For 115 years I have stood in New York Harbor welcoming the millions of refugees seeking the promise of Liberty and the self-evident truth that they were born equal, that their Creator had bestowed rights upon them no one could ever take away. And they came by the millions, the poorest, the most destitute of a continent that had oppressed them for centuries. They came, with nothing to sustain them but hope. They crossed the ocean to touch the folds of my iron skirts as I stood at the sea-washed, sun-blessed gates of a new land. They came to embrace the freedom I represented.

Now, through the acrid smoke, I saw that my own children had become the tired, poor, huddled masses, frightened and homeless — the tempest-tossed, the wretched refuse of my teeming shores.

I stood as always, frozen in time, as a cruel, brazen enemy using the very freedoms I personify moved openly among us and thrust a dagger of hatred into the heart of a great city whose vitality reverberates throughout the world.

I watched in horror as the aristocratic twin towers of the World Trade Center tumbled to the ground, the remnants of their elegance becoming instruments of death and destruction. Oh Lord, what tragic irony that so many would perish trying to preserve life.

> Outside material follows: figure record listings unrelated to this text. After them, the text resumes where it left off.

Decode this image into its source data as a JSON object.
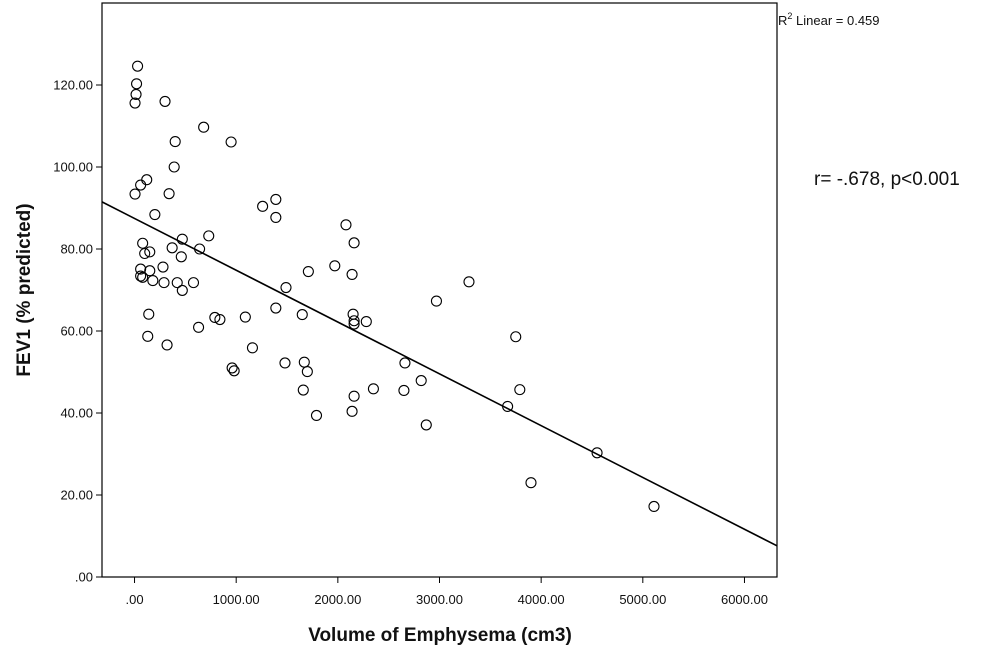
{
  "chart_data": {
    "type": "scatter",
    "xlabel": "Volume of Emphysema (cm3)",
    "ylabel": "FEV1 (% predicted)",
    "xlim": [
      -320,
      6320
    ],
    "ylim": [
      0,
      140
    ],
    "x_ticks": [
      0,
      1000,
      2000,
      3000,
      4000,
      5000,
      6000
    ],
    "x_tick_labels": [
      ".00",
      "1000.00",
      "2000.00",
      "3000.00",
      "4000.00",
      "5000.00",
      "6000.00"
    ],
    "y_ticks": [
      0,
      20,
      40,
      60,
      80,
      100,
      120
    ],
    "y_tick_labels": [
      ".00",
      "20.00",
      "40.00",
      "60.00",
      "80.00",
      "100.00",
      "120.00"
    ],
    "grid": false,
    "fit_line": {
      "x": [
        -320,
        6320
      ],
      "y": [
        91.5,
        7.6
      ]
    },
    "r2_label": {
      "prefix": "R",
      "sup": "2",
      "text": " Linear = 0.459"
    },
    "annotation": "r= -.678, p<0.001",
    "points": [
      [
        30,
        124.6
      ],
      [
        20,
        120.3
      ],
      [
        15,
        117.7
      ],
      [
        5,
        115.6
      ],
      [
        300,
        116.0
      ],
      [
        680,
        109.7
      ],
      [
        400,
        106.2
      ],
      [
        950,
        106.1
      ],
      [
        390,
        100.0
      ],
      [
        120,
        96.9
      ],
      [
        60,
        95.6
      ],
      [
        5,
        93.4
      ],
      [
        340,
        93.5
      ],
      [
        1390,
        92.1
      ],
      [
        1260,
        90.4
      ],
      [
        200,
        88.4
      ],
      [
        1390,
        87.7
      ],
      [
        2080,
        85.9
      ],
      [
        730,
        83.2
      ],
      [
        470,
        82.4
      ],
      [
        80,
        81.4
      ],
      [
        2160,
        81.5
      ],
      [
        370,
        80.3
      ],
      [
        640,
        80.0
      ],
      [
        150,
        79.3
      ],
      [
        100,
        78.9
      ],
      [
        460,
        78.1
      ],
      [
        1970,
        75.9
      ],
      [
        280,
        75.6
      ],
      [
        60,
        75.1
      ],
      [
        150,
        74.7
      ],
      [
        1710,
        74.5
      ],
      [
        2140,
        73.8
      ],
      [
        60,
        73.4
      ],
      [
        80,
        73.1
      ],
      [
        180,
        72.3
      ],
      [
        290,
        71.8
      ],
      [
        420,
        71.8
      ],
      [
        580,
        71.8
      ],
      [
        3290,
        72.0
      ],
      [
        1490,
        70.6
      ],
      [
        470,
        69.9
      ],
      [
        2970,
        67.3
      ],
      [
        1390,
        65.6
      ],
      [
        140,
        64.1
      ],
      [
        1650,
        64.0
      ],
      [
        2150,
        64.1
      ],
      [
        790,
        63.3
      ],
      [
        840,
        62.8
      ],
      [
        1090,
        63.4
      ],
      [
        2160,
        62.5
      ],
      [
        2280,
        62.3
      ],
      [
        2160,
        61.7
      ],
      [
        630,
        60.9
      ],
      [
        3750,
        58.6
      ],
      [
        130,
        58.7
      ],
      [
        320,
        56.6
      ],
      [
        1160,
        55.9
      ],
      [
        1480,
        52.2
      ],
      [
        1670,
        52.4
      ],
      [
        2660,
        52.2
      ],
      [
        960,
        51.0
      ],
      [
        980,
        50.3
      ],
      [
        1700,
        50.1
      ],
      [
        2820,
        47.9
      ],
      [
        2350,
        45.9
      ],
      [
        1660,
        45.6
      ],
      [
        2650,
        45.5
      ],
      [
        3790,
        45.7
      ],
      [
        2160,
        44.1
      ],
      [
        3670,
        41.6
      ],
      [
        2140,
        40.4
      ],
      [
        1790,
        39.4
      ],
      [
        2870,
        37.1
      ],
      [
        4550,
        30.3
      ],
      [
        3900,
        23.0
      ],
      [
        5110,
        17.2
      ]
    ]
  }
}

Later, the wind brought more sounds. The sounds of a great people digging deep within themselves to dig themselves out of the rubble of hatred that had attacked them. The wind carried their indomitable spirit across the entire land, and a great people once more understood that their greatness is based in unity. I listened as the pulse of this great city and the unity of a great people spread in all directions borne on amber waves of grain and echoed in the craggy canyons of our majestic mountains.

The next day I saw that the smoke had not cleared, but my people’s mission was clear. They would mourn their lost loved ones, they would rebuild what had been torn down, and reaffirm the resolution that the price of freedom is eternal vigilance. Our leaders warn it will be a long and arduous campaign. So I remind my people when they grow weary, when they feel discouraged, to look across the harbor and see how my lamp still shines brightly.

September 11, 2011: Ten years later I remain at my post. The debris has been cleaned from ground zero and the area is buzzing with activity, teeming with life. My lamp still shines brightly. It is a beacon that sends a message that America is still here, strong and steadfast in our resolve. It is a light to remind the world that a nation of the people, by the people and for the people shall not perish from this earth.